Les députés ont adopté mardi un amendement PS créant un crime d'esclavage et de servitude, puni de 15 ans de réclusion pour répondre aux formes d'esclavage moderne. Après avoir demandé le retrait de cet amendement et proposé un groupe de travail, la ministre de la Justice Christiane Taubira s'en est remis à la sagesse de l'Assemblée devant l'insistance des députés PS, soutenus par leurs collègues UMP. L'amendement a été adopté par surprise lors de l'examen d'un projet de loi transposant plusieurs directives européennes sur la justice, notamment la traite des être humains ou les abus sexuels envers les enfants.

La peine alourdie à 20 ans en cas de circonstances aggravantes

Selon cet amendement, ce crime est constitué par «le fait d'exercer sur une personne les attributs du droit de propriété ou de maintenir une personne dans un état de sujétion continuelle en la contraignant à une prestation de travail ou sexuelle, ou la mendicité ou à toute prestation non rémunérée». Des circonstances aggravantes (mineur, vulnérabilité, à l'arrivée de la personne sur le territoire, etc) alourdissent la peine à 20 ans. Il met la législation française en conformité avec un arrêt de la cour européenne des droits de l'Homme du 11 octobre 2012 selon ces députés. «Le gouvernement a une gêne sur le sujet, liée à l'exigence de rigueur, nous aurions voulu sécuriser cette définition», a expliqué la ministre.
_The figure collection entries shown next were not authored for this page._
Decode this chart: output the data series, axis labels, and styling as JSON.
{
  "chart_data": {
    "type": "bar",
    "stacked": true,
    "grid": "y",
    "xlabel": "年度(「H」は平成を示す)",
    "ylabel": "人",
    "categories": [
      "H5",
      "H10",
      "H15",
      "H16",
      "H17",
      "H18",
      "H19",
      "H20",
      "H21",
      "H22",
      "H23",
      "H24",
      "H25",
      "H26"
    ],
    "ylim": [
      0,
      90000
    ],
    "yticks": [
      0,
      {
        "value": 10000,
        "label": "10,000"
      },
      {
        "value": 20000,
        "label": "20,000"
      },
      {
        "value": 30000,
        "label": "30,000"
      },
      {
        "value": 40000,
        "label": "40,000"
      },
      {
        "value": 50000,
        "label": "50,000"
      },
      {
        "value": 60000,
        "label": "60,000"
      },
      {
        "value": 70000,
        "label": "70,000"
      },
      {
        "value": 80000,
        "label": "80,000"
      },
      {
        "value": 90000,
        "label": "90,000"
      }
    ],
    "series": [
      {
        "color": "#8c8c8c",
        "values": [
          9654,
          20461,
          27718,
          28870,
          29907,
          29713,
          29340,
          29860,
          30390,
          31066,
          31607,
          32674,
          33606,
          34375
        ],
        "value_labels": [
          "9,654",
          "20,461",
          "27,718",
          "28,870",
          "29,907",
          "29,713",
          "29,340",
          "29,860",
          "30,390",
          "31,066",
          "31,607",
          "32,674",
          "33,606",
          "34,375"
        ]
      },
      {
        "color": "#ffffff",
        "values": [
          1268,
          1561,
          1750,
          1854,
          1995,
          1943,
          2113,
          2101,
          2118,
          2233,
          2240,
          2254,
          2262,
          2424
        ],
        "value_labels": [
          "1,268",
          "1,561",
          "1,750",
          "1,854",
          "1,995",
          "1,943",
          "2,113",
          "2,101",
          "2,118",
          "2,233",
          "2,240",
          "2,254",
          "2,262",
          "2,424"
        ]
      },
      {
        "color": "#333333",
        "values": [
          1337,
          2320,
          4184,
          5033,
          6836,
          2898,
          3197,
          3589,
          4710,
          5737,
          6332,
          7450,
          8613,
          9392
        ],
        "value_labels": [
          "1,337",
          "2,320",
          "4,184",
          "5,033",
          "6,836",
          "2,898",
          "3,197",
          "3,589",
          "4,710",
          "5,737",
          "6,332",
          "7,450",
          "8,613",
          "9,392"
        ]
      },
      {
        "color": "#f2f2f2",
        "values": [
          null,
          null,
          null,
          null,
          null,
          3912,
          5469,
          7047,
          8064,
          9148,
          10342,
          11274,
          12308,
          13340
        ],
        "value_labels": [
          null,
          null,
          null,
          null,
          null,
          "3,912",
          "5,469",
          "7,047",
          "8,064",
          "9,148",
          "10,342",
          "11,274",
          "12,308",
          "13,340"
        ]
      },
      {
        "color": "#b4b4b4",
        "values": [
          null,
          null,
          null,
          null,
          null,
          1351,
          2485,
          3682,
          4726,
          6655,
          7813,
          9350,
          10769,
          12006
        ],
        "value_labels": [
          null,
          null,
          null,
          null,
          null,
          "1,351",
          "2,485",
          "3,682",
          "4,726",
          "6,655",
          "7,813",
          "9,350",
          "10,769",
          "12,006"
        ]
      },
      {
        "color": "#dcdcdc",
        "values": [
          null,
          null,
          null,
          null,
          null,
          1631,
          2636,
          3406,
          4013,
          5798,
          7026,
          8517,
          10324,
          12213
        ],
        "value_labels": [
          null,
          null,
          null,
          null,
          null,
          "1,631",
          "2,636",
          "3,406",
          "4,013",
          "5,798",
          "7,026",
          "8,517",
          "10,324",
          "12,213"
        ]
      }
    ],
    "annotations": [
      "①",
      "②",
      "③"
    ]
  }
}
Les députés PS, comme Axelle Lemaire, Jean-Yves Le Bouillonnec, ou Marietta Karamanli, ont fait valoir que la définition pourra être retravaillée au Sénat au cours de la navette parlementaire. Est venu en renfort des députés socialistes l'UMP Guy Geoffroy, qui a jugé «essentiel» qu'il y ait «un vote là-dessus». Auteur d'un rapport sur la prostitution préconisant de pénaliser les clients, il avait lui-même aiguillonné la ministre du Droit des femmes, Najat Vallaud-Belkacem, en proposant juste avant--mais sans succès -- un amendement en ce sens. Najat Vallaud-Belkacem a précisé que «les conclusions» sur les travaux menés sur la prostitution «seront bientôt remises». «Nous ne voulons pas apporter à ce chantier des réponses précipitées», a-t-elle dit.